B/c someone asked: Gallup & GSS polling data show the same thing–when the gun owner rate rose between 1980 through 2014, the odds of getting murdered rose.

Above:

This is an X-Y scatterplot of Gallup’s gun owner data between 1980 though 2014 and the FBI’s homicide rate data during the same time period.

Below:

To create an apples-to-apples comparison of the two polling sources, I created an X-Y scatterplot of GSS’s gun owner data between 1980 through 2014 and the same FBI homicide rate data of the same time period.

The coefficients of correlation in both of these charts is highly significant, suggesting–no, screaming–a relationship between the share of Americans who have guns and the share of Americans getting murdered every year.

Now, I realize that nothing I can ever write will convince the guns-at-any-cost crowd. I’m not going to try.

But for everyone else who’s mildly open to the idea that–wait for it–when more Americans per capita have flesh-piercing tools to extend force farther, faster and more lethally that that would ever result in more people getting killed per capita, then here you go.

PS

Remember:

A crime is a product–not a sum–of three essential ingredients: motive*method*opportunity.

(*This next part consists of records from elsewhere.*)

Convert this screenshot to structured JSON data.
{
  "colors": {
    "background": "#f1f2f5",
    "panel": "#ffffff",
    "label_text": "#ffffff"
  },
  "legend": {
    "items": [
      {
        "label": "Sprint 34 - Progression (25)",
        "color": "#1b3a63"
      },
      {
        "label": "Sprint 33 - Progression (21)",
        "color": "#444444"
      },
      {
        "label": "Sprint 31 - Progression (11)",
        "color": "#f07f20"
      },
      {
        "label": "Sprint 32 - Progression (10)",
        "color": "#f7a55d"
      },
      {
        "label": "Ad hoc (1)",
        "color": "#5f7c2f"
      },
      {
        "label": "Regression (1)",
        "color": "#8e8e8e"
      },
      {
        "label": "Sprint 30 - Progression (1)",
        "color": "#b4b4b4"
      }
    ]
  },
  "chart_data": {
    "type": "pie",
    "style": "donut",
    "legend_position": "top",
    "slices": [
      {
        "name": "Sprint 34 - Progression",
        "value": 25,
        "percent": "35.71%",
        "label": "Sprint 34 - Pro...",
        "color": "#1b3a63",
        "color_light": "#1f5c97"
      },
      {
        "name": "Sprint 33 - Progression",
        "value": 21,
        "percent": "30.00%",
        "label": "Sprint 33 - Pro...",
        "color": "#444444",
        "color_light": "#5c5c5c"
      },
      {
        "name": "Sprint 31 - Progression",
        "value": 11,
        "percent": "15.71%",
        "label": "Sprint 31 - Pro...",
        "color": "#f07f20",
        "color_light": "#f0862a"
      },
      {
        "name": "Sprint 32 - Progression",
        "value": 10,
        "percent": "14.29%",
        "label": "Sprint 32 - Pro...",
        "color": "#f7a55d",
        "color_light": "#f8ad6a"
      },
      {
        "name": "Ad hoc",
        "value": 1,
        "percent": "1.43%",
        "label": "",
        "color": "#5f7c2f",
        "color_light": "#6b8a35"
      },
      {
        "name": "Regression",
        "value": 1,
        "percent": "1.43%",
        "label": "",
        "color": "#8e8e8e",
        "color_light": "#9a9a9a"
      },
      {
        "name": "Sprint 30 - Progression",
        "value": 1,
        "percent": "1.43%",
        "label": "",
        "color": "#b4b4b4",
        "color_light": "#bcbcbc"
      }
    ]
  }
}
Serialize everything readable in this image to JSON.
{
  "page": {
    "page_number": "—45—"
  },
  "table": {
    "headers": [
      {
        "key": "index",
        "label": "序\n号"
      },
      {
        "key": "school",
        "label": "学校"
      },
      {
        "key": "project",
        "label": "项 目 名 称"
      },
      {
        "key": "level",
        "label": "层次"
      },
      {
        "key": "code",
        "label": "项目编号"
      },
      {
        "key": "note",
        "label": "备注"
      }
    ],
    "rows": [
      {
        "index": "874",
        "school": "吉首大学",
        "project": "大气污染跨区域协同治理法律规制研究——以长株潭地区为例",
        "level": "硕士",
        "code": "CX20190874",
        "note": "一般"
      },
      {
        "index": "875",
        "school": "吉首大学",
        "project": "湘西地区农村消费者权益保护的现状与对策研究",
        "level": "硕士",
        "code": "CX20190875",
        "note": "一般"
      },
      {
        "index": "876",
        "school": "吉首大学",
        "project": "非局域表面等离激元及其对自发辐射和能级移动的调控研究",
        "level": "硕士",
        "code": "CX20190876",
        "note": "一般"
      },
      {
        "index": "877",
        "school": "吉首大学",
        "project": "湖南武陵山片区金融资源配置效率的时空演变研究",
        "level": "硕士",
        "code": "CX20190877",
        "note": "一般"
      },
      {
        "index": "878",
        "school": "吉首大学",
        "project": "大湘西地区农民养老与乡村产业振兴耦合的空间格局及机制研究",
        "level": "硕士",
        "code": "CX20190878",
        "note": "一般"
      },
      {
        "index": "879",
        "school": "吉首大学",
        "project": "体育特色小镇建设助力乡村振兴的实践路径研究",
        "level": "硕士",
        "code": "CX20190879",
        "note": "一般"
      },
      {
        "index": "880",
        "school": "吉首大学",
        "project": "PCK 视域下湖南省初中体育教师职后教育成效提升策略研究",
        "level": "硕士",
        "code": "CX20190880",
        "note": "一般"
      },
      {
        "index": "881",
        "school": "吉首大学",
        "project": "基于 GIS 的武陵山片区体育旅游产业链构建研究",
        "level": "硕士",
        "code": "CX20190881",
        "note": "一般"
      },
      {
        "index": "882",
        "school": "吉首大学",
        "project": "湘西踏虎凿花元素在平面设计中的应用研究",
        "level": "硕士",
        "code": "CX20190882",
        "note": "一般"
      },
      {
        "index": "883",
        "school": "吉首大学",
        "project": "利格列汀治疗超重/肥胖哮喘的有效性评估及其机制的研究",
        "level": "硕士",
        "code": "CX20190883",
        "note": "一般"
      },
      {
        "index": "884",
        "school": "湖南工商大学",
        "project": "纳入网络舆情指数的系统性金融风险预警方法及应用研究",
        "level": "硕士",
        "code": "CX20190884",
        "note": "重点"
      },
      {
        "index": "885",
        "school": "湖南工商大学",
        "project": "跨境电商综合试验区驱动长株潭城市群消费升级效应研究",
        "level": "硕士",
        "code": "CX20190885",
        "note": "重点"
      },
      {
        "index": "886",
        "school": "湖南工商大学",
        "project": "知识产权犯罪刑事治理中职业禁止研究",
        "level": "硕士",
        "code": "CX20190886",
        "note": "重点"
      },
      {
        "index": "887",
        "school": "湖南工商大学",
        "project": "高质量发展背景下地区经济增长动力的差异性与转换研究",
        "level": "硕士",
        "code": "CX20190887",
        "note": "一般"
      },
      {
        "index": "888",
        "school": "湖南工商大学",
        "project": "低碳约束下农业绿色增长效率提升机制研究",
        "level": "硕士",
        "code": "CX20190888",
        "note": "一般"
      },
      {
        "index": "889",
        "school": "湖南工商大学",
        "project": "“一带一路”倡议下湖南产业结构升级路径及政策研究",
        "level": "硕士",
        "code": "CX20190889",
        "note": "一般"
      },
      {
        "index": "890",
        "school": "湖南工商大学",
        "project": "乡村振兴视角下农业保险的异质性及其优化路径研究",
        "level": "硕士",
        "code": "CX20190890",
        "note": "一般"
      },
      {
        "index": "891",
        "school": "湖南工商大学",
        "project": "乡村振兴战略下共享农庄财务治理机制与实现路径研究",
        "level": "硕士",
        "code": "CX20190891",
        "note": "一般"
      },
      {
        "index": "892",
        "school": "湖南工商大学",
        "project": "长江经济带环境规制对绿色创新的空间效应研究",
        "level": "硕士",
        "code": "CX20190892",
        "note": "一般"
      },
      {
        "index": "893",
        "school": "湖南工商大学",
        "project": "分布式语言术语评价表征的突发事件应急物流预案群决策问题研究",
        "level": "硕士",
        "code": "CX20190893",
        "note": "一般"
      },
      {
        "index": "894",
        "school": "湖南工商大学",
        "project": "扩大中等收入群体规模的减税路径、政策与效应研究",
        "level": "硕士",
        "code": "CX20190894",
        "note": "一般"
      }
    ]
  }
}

Weapons regulation can’t change motive. It can change the method and therefore the opportunity. JFK wasn’t killed by a lance, a spear, a knife or an arrow. He was killed by a sniper rifle.

Why is that important?

Gun ownership didn’t change Lee Harvey Oswald’s motive. It changed–expanded–his opportunity.

More than any other weapon besides bombs and missiles, guns increase opportunity and effectiveness to realize motive.

So motive stays same. But method => increases opportunity ==> more successful crime.